When Brussels sprouts are good and done, remove pan from the oven. Transfer sprouts back to the bowl with the garlic, and toss to coat. Return them to the pan, and continue to roast for 3 to 4 minutes, until garlic is fragrant (but not smelling burned).

Remove from the oven, and drizzle generously with balsamic vinegar (lemon juice would be a nice alternative here, too). Let them cool for a couple of minutes (this is usually the time it takes me to get my kids to the table, and send one or more of them back to the sink to wash their hands "again"), and serve. 

3 comments:

Sarah said...

mmm. I'll have to try this. I like roasted brussel sprouts, but haven't tried them with onion and garlic.
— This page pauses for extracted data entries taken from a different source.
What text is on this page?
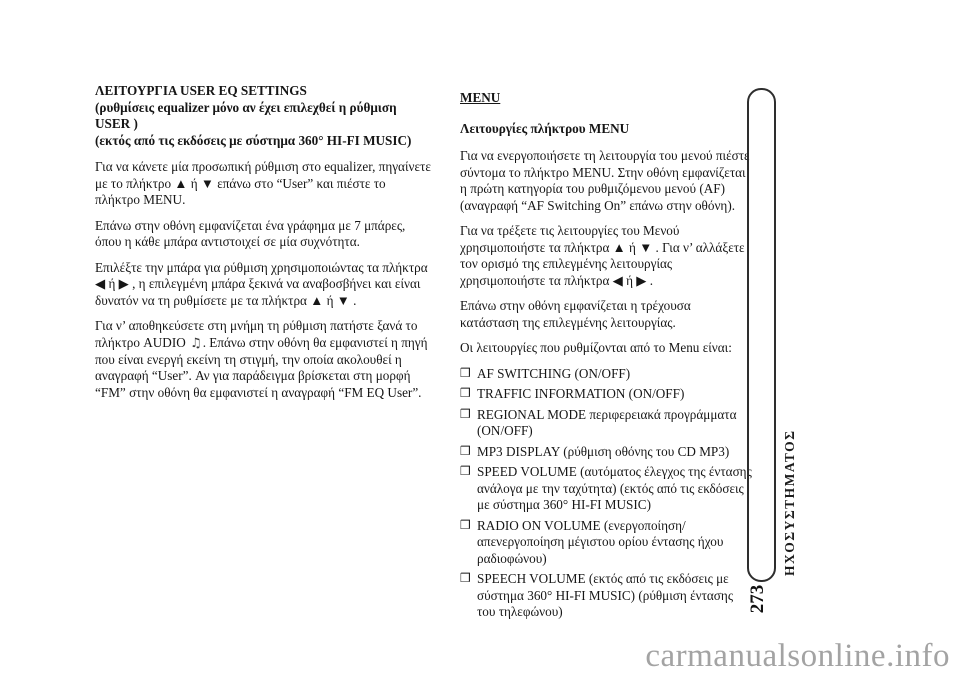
ΛΕΙΤΟΥΡΓΙΑ USER EQ SETTINGS
(ρυθμίσεις equalizer μόνο αν έχει επιλεχθεί η ρύθμιση USER )
(εκτός από τις εκδόσεις με σύστημα 360° HI-FI MUSIC)

Για να κάνετε μία προσωπική ρύθμιση στο equalizer, πηγαίνετε με το πλήκτρο ▲ ή ▼ επάνω στο “User” και πιέστε το πλήκτρο MENU.

Επάνω στην οθόνη εμφανίζεται ένα γράφημα με 7 μπάρες, όπου η κάθε μπάρα αντιστοιχεί σε μία συχνότητα.

Επιλέξτε την μπάρα για ρύθμιση χρησιμοποιώντας τα πλήκτρα ◀ ή ▶ , η επιλεγμένη μπάρα ξεκινά να αναβοσβήνει και είναι δυνατόν να τη ρυθμίσετε με τα πλήκτρα ▲ ή ▼ .

Για ν’ αποθηκεύσετε στη μνήμη τη ρύθμιση πατήστε ξανά το πλήκτρο AUDIO ♫. Επάνω στην οθόνη θα εμφανιστεί η πηγή που είναι ενεργή εκείνη τη στιγμή, την οποία ακολουθεί η αναγραφή “User”. Αν για παράδειγμα βρίσκεται στη μορφή “FM” στην οθόνη θα εμφανιστεί η αναγραφή “FM EQ User”.

MENU
Λειτουργίες πλήκτρου MENU

Για να ενεργοποιήσετε τη λειτουργία του μενού πιέστε σύντομα το πλήκτρο MENU. Στην οθόνη εμφανίζεται η πρώτη κατηγορία του ρυθμιζόμενου μενού (AF) (αναγραφή “AF Switching On” επάνω στην οθόνη).

Για να τρέξετε τις λειτουργίες του Μενού χρησιμοποιήστε τα πλήκτρα ▲ ή ▼ . Για ν’ αλλάξετε τον ορισμό της επιλεγμένης λειτουργίας χρησιμοποιήστε τα πλήκτρα ◀ ή ▶ .

Επάνω στην οθόνη εμφανίζεται η τρέχουσα κατάσταση της επιλεγμένης λειτουργίας.

Οι λειτουργίες που ρυθμίζονται από το Menu είναι:

❒ AF SWITCHING (ON/OFF)
❒ TRAFFIC INFORMATION (ON/OFF)
❒ REGIONAL MODE περιφερειακά προγράμματα (ON/OFF)
❒ MP3 DISPLAY (ρύθμιση οθόνης του CD MP3)
❒ SPEED VOLUME (αυτόματος έλεγχος της έντασης ανάλογα με την ταχύτητα) (εκτός από τις εκδόσεις με σύστημα 360° HI-FI MUSIC)
❒ RADIO ON VOLUME (ενεργοποίηση/απενεργοποίηση μέγιστου ορίου έντασης ήχου ραδιοφώνου)
❒ SPEECH VOLUME (εκτός από τις εκδόσεις με σύστημα 360° HI-FI MUSIC) (ρύθμιση έντασης του τηλεφώνου)
ΗΧΟΣΥΣΤΗΜΑΤΟΣ
273
carmanualsonline.info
I usually just do olive oil, salt and pepper. My kids can't stand them- maybe adding a bit more flavor will change that?

Kendra said...

I'm catching up on reading blogs I follow, and I am so happy you are back! I laughed out loud numerous times with this one...and I can't wait to try this recipe! Happy Friday!

Rose Steinke @ Split-Site PhD Programs said...

I did not know that about the name. Now it makes so much more sense. They can be so delicious if they are cooked right but all it takes is one bad sprout to ruin them all for everyone. Thank you for including your recipes. I will have to try them out.